In the vision, Wells could taste their fear and helplessness. The drones could not fight back, and their puppet strings were cut once they’d been taken from the Moon. Aboard the transport ships they stood shoulder to shoulder, the bulk of the lunar population dragged off to another planet. Those who survived the journey became the seeds of an endlessly oppressed slave corps on Mars.
Without the bulk of the population, the once-magnificent lunar society had gone stagnant. The Martians left the Moon a devastated, barren place, its civilization broken. There were too few survivors of each Selenite caste for the Grand Lunar to rebuild the population. Thus, for many centuries, the beaten Grand Lunar had barely held together the tattered remnants of a once great society … .
As the parade of images in his head ceased, Wells looked at the insect-like workers and servants. He remembered the dilapidated fences around the crater pastures and how few Selenite shepherds existed to watch all the mooncows. The remaining drones were barely enough to keep the Grand Lunar alive and functioning; they would never be sufficient to repair the war damage. Ever since the holocaust, the Grand Lunar’s surviving astronomers had kept their telescopic eyes upon the Earth, watching small threads of civilization appear on the big blue neighboring planet.
Jane expressed her concern in a voice that rang out too loud in the chamber. “And the Martians have also been watching us! We know they’ve sent at least one scout, and they intend to launch an invasion force to Earth.”
They will conquer you and destroy you, the Grand Lunar said.
Wells defiantly clutched Jane’s hand. “No, they will not! Thankfully, we have had some forewarning. We can take our spacecraft directly to Mars—and prevent this.”
Huxley looked at him in surprise. “Ah, you are most ambitious, Mr. Wells, to think that the three of us could stop the war plans of an entire planet.”
“If not us, then who else is there?” Wells knew in his heart that he had to do something.
Perhaps there is help. The Grand Lunar lifted tiny hands to its shrunken face. With a deft movement of nimble fingers, it selected one of the faceted gemstone eyes, twisted it, and removed the jewel, leaving an empty socket in the insectile head. Holding it in the palm of a diminutive hand, the Grand Lunar extended the gem to Jane, who was closest.
Take this as a talisman. If any of my Selenites still survive on Mars, they will know this comes from their Grand Lunar.
Jane clutched the eye gem, looking at it. Then she smiled back up at the immense, quivering brain. “Thank you.”

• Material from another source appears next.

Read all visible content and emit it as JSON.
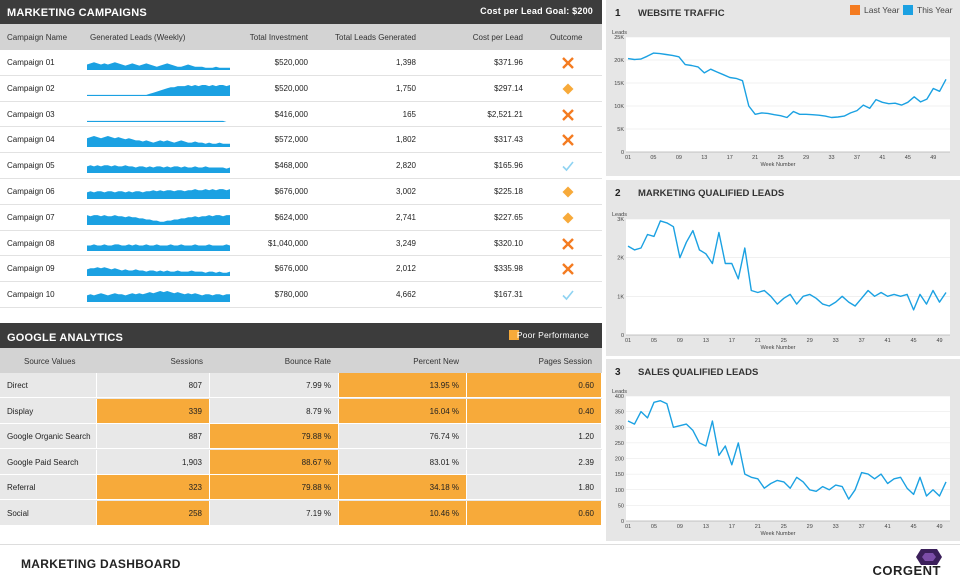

The remaining Selenite drones swarmed out, guided by the Grand Lunar to usher the human visitors back to the cavorite sphere. Other workers brought blankets, water, food, and other supplies, stocking the interior for a long voyage to distant Mars.
As the three humans climbed back into the armored vessel, the Selenites backed away, bowing their ant-like heads. Wells, Jane, and Huxley called out farewells, knowing that the mind of the Grand Lunar could see them through these lesser drones.
When they were secured inside the sphere again, Wells and Jane looked at each other, knowing their next step. Together, they closed the louvered blinds on the floor of the craft, sealing off the cavorite and severing all ties to the Moon’s gravity.
As the armored globe rose from the cratered surface, the three of them opened and closed various blinds, searching the star-studded sky until they located the angry crimson eye of Mars. Committed to their course of action, they left that one porthole open so that the gravitational pull of the red planet could drag them across the emptiness of space.
They sat back to prepare their battle plans. Three mere humans would have to fend off an alien invasion.